How do you know when to end your A/B or multivariate test? Many optimization teams stop their tests too early; others run them too long. We chatted with Paul Terry, Senior Optimization Consultant at SiteSpect and former Web Optimization Analyst at PRIMEDIA, to find out what to consider before ending a test.
How do you know how long a test should run?
Tests should normally run for at least two cycles (usually two weeks) to generate informative results. It can take two to three visits (or more) before your visitors take action.
Further, tests should run until metrics maintain statistical significance for two to three days. Often, tests need to run longer before supporting metrics reach significance or at least stabilize. Stopping a test early because you think you have a winner increases the risk for statistically invalid data and may increase time bias from events and/or conversion cycles. SiteSpect’s Time Trends charts show stabilization of deltas for your primary metrics. In addition, they show when tests reach statistical significance.

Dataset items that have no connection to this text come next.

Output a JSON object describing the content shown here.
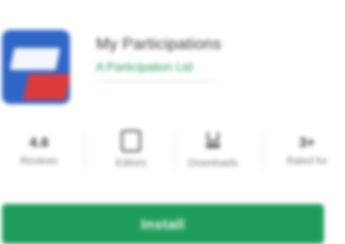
{
  "app": {
    "title": "My Participations",
    "developer": "A Participation Ltd",
    "icon_name": "app-logo-icon"
  },
  "stats": [
    {
      "value": "4.6",
      "label": "Reviews",
      "icon": ""
    },
    {
      "value": "",
      "label": "Editors",
      "icon": "qr-icon"
    },
    {
      "value": "",
      "label": "Downloads",
      "icon": "download-icon"
    },
    {
      "value": "3+",
      "label": "Rated for",
      "icon": ""
    }
  ],
  "install": {
    "label": "Install"
  },
  "colors": {
    "accent": "#1f9e5b",
    "icon_blue": "#2f66c8",
    "icon_red": "#dd3a3c"
  }
}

Organizations new to testing typically make the mistake of running tests only on high traffic days, but this strategy does not meet the criteria for minimum duration. I don’t recommend looking at a narrow slice of time with a lot of traffic and extrapolating the entire cycle.

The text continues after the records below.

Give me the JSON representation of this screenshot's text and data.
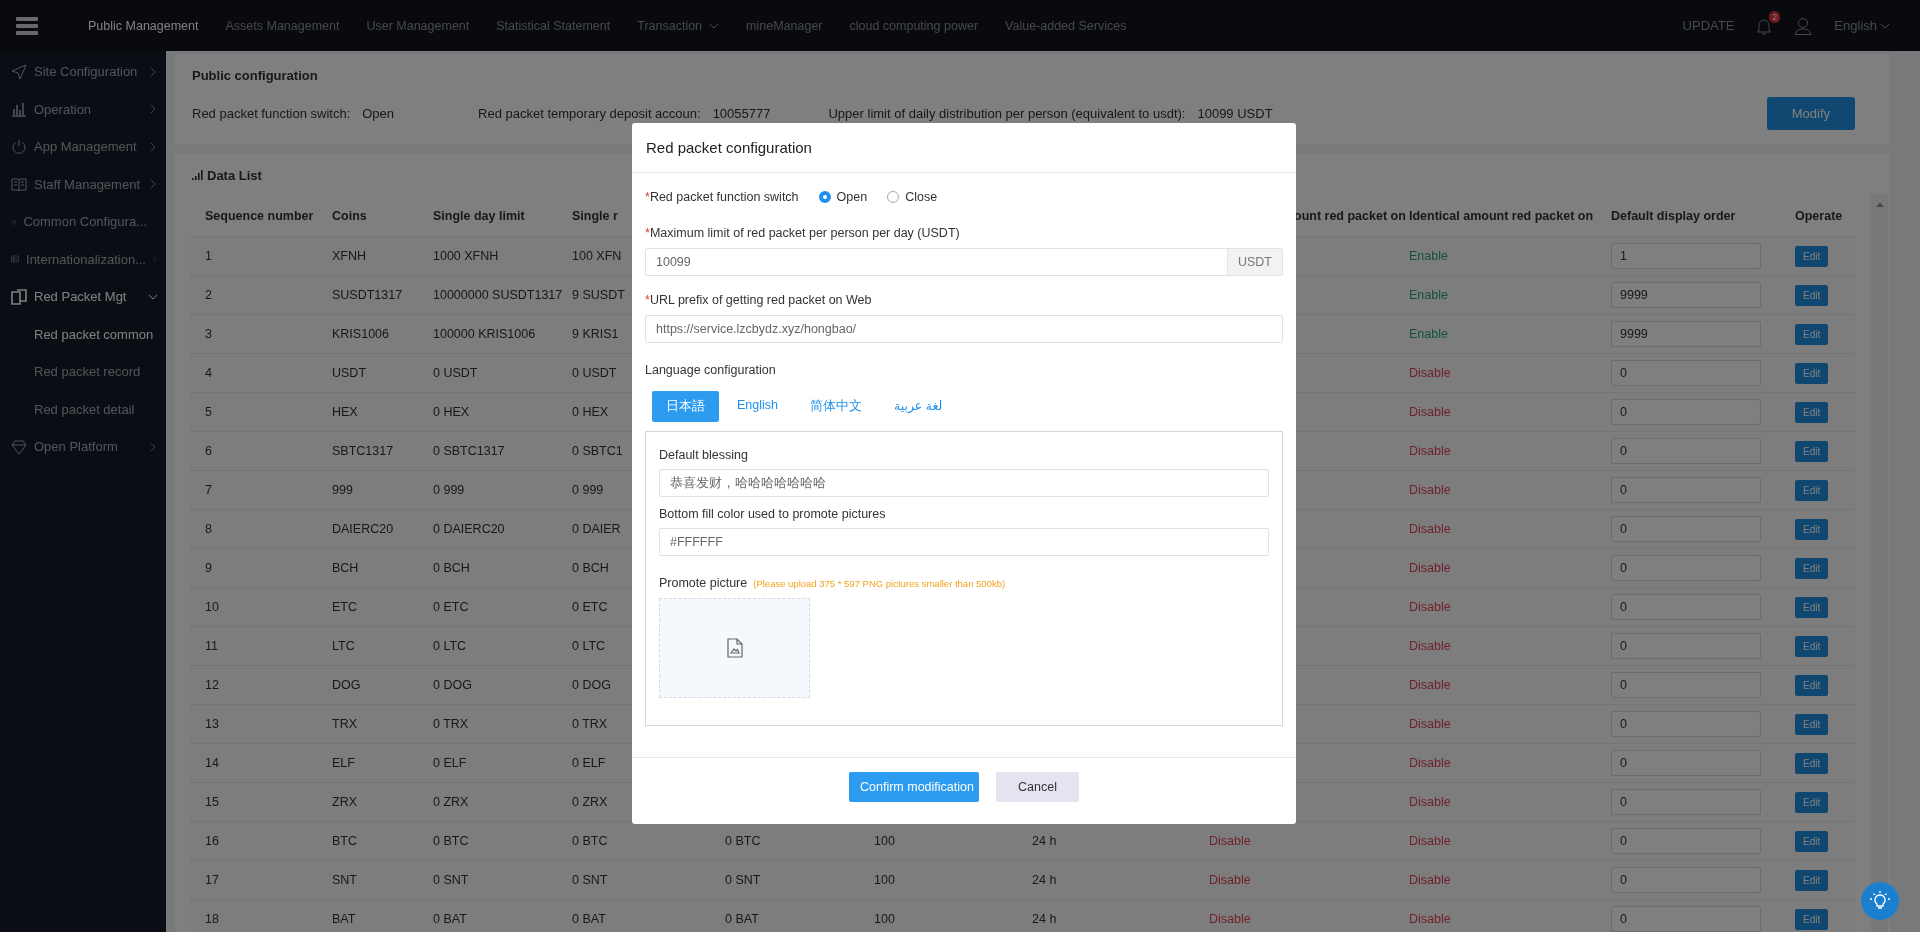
{
  "topbar": {
    "menu": [
      {
        "label": "Public Management",
        "selected": true,
        "dropdown": false
      },
      {
        "label": "Assets Management",
        "selected": false,
        "dropdown": false
      },
      {
        "label": "User Management",
        "selected": false,
        "dropdown": false
      },
      {
        "label": "Statistical Statement",
        "selected": false,
        "dropdown": false
      },
      {
        "label": "Transaction",
        "selected": false,
        "dropdown": true
      },
      {
        "label": "mineManager",
        "selected": false,
        "dropdown": false
      },
      {
        "label": "cloud computing power",
        "selected": false,
        "dropdown": false
      },
      {
        "label": "Value-added Services",
        "selected": false,
        "dropdown": false
      }
    ],
    "update": "UPDATE",
    "notification_count": "2",
    "language": "English"
  },
  "sidebar": {
    "items": [
      {
        "label": "Site Configuration",
        "expanded": false
      },
      {
        "label": "Operation",
        "expanded": false
      },
      {
        "label": "App Management",
        "expanded": false
      },
      {
        "label": "Staff Management",
        "expanded": false
      },
      {
        "label": "Common Configura...",
        "expanded": false
      },
      {
        "label": "Internationalization...",
        "expanded": false
      },
      {
        "label": "Red Packet Mgt",
        "expanded": true,
        "children": [
          {
            "label": "Red packet common",
            "selected": true
          },
          {
            "label": "Red packet record",
            "selected": false
          },
          {
            "label": "Red packet detail",
            "selected": false
          }
        ]
      },
      {
        "label": "Open Platform",
        "expanded": false
      }
    ]
  },
  "public_config": {
    "title": "Public configuration",
    "fields": [
      {
        "label": "Red packet function switch:",
        "value": "Open"
      },
      {
        "label": "Red packet temporary deposit accoun:",
        "value": "10055777"
      },
      {
        "label": "Upper limit of daily distribution per person (equivalent to usdt):",
        "value": "10099 USDT"
      }
    ],
    "modify_button": "Modify"
  },
  "data_list": {
    "title": "Data List",
    "columns": {
      "sequence_number": "Sequence number",
      "coins": "Coins",
      "single_day_limit": "Single day limit",
      "column_4": "Single r",
      "column_8": "ount red packet on",
      "identical": "Identical amount red packet on",
      "order": "Default display order",
      "operate": "Operate"
    },
    "rows": [
      {
        "sequence_number": "1",
        "coins": "XFNH",
        "single_day_limit": "1000 XFNH",
        "column_4": "100 XFN",
        "identical": {
          "text": "Enable",
          "enabled": true
        },
        "order": "1",
        "operate": "Edit"
      },
      {
        "sequence_number": "2",
        "coins": "SUSDT1317",
        "single_day_limit": "10000000 SUSDT1317",
        "column_4": "9 SUSDT",
        "identical": {
          "text": "Enable",
          "enabled": true
        },
        "order": "9999",
        "operate": "Edit"
      },
      {
        "sequence_number": "3",
        "coins": "KRIS1006",
        "single_day_limit": "100000 KRIS1006",
        "column_4": "9 KRIS1",
        "identical": {
          "text": "Enable",
          "enabled": true
        },
        "order": "9999",
        "operate": "Edit"
      },
      {
        "sequence_number": "4",
        "coins": "USDT",
        "single_day_limit": "0 USDT",
        "column_4": "0 USDT",
        "identical": {
          "text": "Disable",
          "enabled": false
        },
        "order": "0",
        "operate": "Edit"
      },
      {
        "sequence_number": "5",
        "coins": "HEX",
        "single_day_limit": "0 HEX",
        "column_4": "0 HEX",
        "identical": {
          "text": "Disable",
          "enabled": false
        },
        "order": "0",
        "operate": "Edit"
      },
      {
        "sequence_number": "6",
        "coins": "SBTC1317",
        "single_day_limit": "0 SBTC1317",
        "column_4": "0 SBTC1",
        "identical": {
          "text": "Disable",
          "enabled": false
        },
        "order": "0",
        "operate": "Edit"
      },
      {
        "sequence_number": "7",
        "coins": "999",
        "single_day_limit": "0 999",
        "column_4": "0 999",
        "identical": {
          "text": "Disable",
          "enabled": false
        },
        "order": "0",
        "operate": "Edit"
      },
      {
        "sequence_number": "8",
        "coins": "DAIERC20",
        "single_day_limit": "0 DAIERC20",
        "column_4": "0 DAIER",
        "identical": {
          "text": "Disable",
          "enabled": false
        },
        "order": "0",
        "operate": "Edit"
      },
      {
        "sequence_number": "9",
        "coins": "BCH",
        "single_day_limit": "0 BCH",
        "column_4": "0 BCH",
        "identical": {
          "text": "Disable",
          "enabled": false
        },
        "order": "0",
        "operate": "Edit"
      },
      {
        "sequence_number": "10",
        "coins": "ETC",
        "single_day_limit": "0 ETC",
        "column_4": "0 ETC",
        "identical": {
          "text": "Disable",
          "enabled": false
        },
        "order": "0",
        "operate": "Edit"
      },
      {
        "sequence_number": "11",
        "coins": "LTC",
        "single_day_limit": "0 LTC",
        "column_4": "0 LTC",
        "identical": {
          "text": "Disable",
          "enabled": false
        },
        "order": "0",
        "operate": "Edit"
      },
      {
        "sequence_number": "12",
        "coins": "DOG",
        "single_day_limit": "0 DOG",
        "column_4": "0 DOG",
        "identical": {
          "text": "Disable",
          "enabled": false
        },
        "order": "0",
        "operate": "Edit"
      },
      {
        "sequence_number": "13",
        "coins": "TRX",
        "single_day_limit": "0 TRX",
        "column_4": "0 TRX",
        "identical": {
          "text": "Disable",
          "enabled": false
        },
        "order": "0",
        "operate": "Edit"
      },
      {
        "sequence_number": "14",
        "coins": "ELF",
        "single_day_limit": "0 ELF",
        "column_4": "0 ELF",
        "identical": {
          "text": "Disable",
          "enabled": false
        },
        "order": "0",
        "operate": "Edit"
      },
      {
        "sequence_number": "15",
        "coins": "ZRX",
        "single_day_limit": "0 ZRX",
        "column_4": "0 ZRX",
        "identical": {
          "text": "Disable",
          "enabled": false
        },
        "order": "0",
        "operate": "Edit"
      },
      {
        "sequence_number": "16",
        "coins": "BTC",
        "single_day_limit": "0 BTC",
        "column_4": "0 BTC",
        "column_5": "0 BTC",
        "column_6": "100",
        "column_7": "24 h",
        "column_8": {
          "text": "Disable",
          "enabled": false
        },
        "identical": {
          "text": "Disable",
          "enabled": false
        },
        "order": "0",
        "operate": "Edit"
      },
      {
        "sequence_number": "17",
        "coins": "SNT",
        "single_day_limit": "0 SNT",
        "column_4": "0 SNT",
        "column_5": "0 SNT",
        "column_6": "100",
        "column_7": "24 h",
        "column_8": {
          "text": "Disable",
          "enabled": false
        },
        "identical": {
          "text": "Disable",
          "enabled": false
        },
        "order": "0",
        "operate": "Edit"
      },
      {
        "sequence_number": "18",
        "coins": "BAT",
        "single_day_limit": "0 BAT",
        "column_4": "0 BAT",
        "column_5": "0 BAT",
        "column_6": "100",
        "column_7": "24 h",
        "column_8": {
          "text": "Disable",
          "enabled": false
        },
        "identical": {
          "text": "Disable",
          "enabled": false
        },
        "order": "0",
        "operate": "Edit"
      }
    ]
  },
  "modal": {
    "title": "Red packet configuration",
    "switch": {
      "required_mark": "*",
      "label": "Red packet function switch",
      "options": [
        {
          "label": "Open",
          "selected": true
        },
        {
          "label": "Close",
          "selected": false
        }
      ]
    },
    "max_limit": {
      "required_mark": "*",
      "label": "Maximum limit of red packet per person per day (USDT)",
      "value": "10099",
      "suffix": "USDT"
    },
    "url_prefix": {
      "required_mark": "*",
      "label": "URL prefix of getting red packet on Web",
      "value": "https://service.lzcbydz.xyz/hongbao/"
    },
    "language_config": {
      "label": "Language configuration",
      "tabs": [
        {
          "label": "日本語",
          "selected": true
        },
        {
          "label": "English",
          "selected": false
        },
        {
          "label": "简体中文",
          "selected": false
        },
        {
          "label": "لغة عربية",
          "selected": false
        }
      ]
    },
    "default_blessing": {
      "label": "Default blessing",
      "value": "恭喜发财，哈哈哈哈哈哈哈"
    },
    "fill_color": {
      "label": "Bottom fill color used to promote pictures",
      "value": "#FFFFFF"
    },
    "promote_picture": {
      "label": "Promote picture",
      "hint": "(Please upload 375 * 597 PNG pictures smaller than 500kb)"
    },
    "buttons": {
      "confirm": "Confirm modification",
      "cancel": "Cancel"
    }
  }
}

How do you know when to end your test?
- Check for danger signs.
End tests any time you suspect the Variation is operating incorrectly or the Variation is hurting relevant metrics to an unacceptable level. For example, if after a few days, the Variation conversion is off by 10-15% and is near statistical significance and that level of risk is too high for your organization, it’s time to end the test. It’s better to know that your hypothesis of increasing conversions was incorrect than to risk losing more conversions. In addition, running a test too long increases the risk of wasting time waiting for marginal results and consumes test samples that could be applied towards another test.
- Age-test visitors.
Sometimes, Campaigns should stop accepting new users so that time-in-Campaign is the same for all visitors before you end the test. Let tests run longer to let newer visitors age.
- Pause for QA time.
Before a release or other site change, pause your tests and re-QA them before allowing traffic to resume.